Opinião

Crise política nos Açores: o desfecho natural

É bom recordar que o Presidente da República justificou o rompimento da prática constitucional de indigitar o líder do partido mais votado (Vasco Cordeiro do PS) com a necessidade de “não se perder tempo” com uma solução que se sabia não ter o suporte da maioria parlamentar.
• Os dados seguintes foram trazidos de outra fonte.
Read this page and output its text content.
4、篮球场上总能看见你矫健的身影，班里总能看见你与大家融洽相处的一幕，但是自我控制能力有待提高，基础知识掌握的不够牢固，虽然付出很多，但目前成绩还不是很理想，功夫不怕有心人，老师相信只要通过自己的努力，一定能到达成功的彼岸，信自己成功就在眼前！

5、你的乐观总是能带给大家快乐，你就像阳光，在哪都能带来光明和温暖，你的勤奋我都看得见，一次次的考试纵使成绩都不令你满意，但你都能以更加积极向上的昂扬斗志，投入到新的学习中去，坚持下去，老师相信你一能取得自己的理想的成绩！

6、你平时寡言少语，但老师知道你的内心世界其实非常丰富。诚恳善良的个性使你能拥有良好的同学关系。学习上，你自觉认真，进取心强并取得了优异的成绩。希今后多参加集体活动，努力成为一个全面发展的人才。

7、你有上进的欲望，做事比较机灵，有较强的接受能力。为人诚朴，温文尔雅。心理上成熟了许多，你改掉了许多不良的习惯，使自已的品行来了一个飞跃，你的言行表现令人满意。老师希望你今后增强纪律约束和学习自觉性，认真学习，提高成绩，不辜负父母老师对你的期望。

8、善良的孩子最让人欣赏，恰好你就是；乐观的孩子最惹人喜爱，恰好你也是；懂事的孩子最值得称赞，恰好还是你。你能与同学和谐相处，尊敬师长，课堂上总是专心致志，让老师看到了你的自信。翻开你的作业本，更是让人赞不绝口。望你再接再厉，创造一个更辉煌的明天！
Em novembro de 2020, o Representante da República indigitou José Manuel Bolieiro Presidente do Governo Regional dos Açores. Na ocasião, Pedro Catarino justificou a indicação do segundo partido mais votado com base no acordo de coligação que o líder do PSD/Açores apresentou com o CDS e com o PPM e, ainda, com os acordos de incidência parlamentar entre estes e a IL e o Chega. Afirmou, também, que estes acordos visavam assegurar a estabilidade governativa e a aprovação dos orçamentos para o prazo da legislatura.

É bom recordar que o Presidente da República justificou o rompimento da prática constitucional de indigitar o líder do partido mais votado (Vasco Cordeiro do PS) com a necessidade de “não se perder tempo” com uma solução que se sabia não ter o suporte da maioria parlamentar.

Três anos volvidos, a proposta de Orçamento para 2024 tem chumbo pré-anunciado. Em março, a Iniciativa Liberal denunciou o acordo de incidência parlamentar com a coligação e, este mês, PAN, IL e Chega anunciaram que não votariam a favor do orçamento por não terem confiança no Governo Regional. Ou seja, a base parlamentar que serviu para dar posse ao governo da coligação PSD, CDS e PPM deixou formalmente de existir. Perante esta circunstância, os líderes da coligação têm insistido na ideia de que a Lei de Enquadramento Orçamental da Região Autónoma dos Açores obriga a apresentação, no prazo de 90 dias, de uma segunda proposta de orçamento e só perante um segundo chumbo poderá o Presidente da República dissolver a Assembleia Legislativa. Esta é uma interpretação politicamente motivada e sem respaldo jurídico. Na verdade, nos termos constitucionais, a dissolução da ALRAA é um ato político livre do Presidente da República bastando, para o efeito, que sejam observados os seguintes requisitos: audição prévia do Conselho de Estado e dos partidos representados na Assembleia objeto de dissolução. Assim, a ideia de que o Presidente da República teria, obrigatoriamente, de esperar por um segundo chumbo orçamental resultaria numa inaceitável e inconstitucional compressão dos poderes e das competências do chefe de Estado.

Perante o chumbo do orçamento e a perda de apoio parlamentar, o desfecho para a crise política nos Açores é óbvio. Para ser coerente com os fundamentos que motivaram a indigitação do segundo partido mais votado – e até “para não perder mais tempo” - só resta ao Presidente dissolver o Parlamento Regional e convocar eleições antecipadas.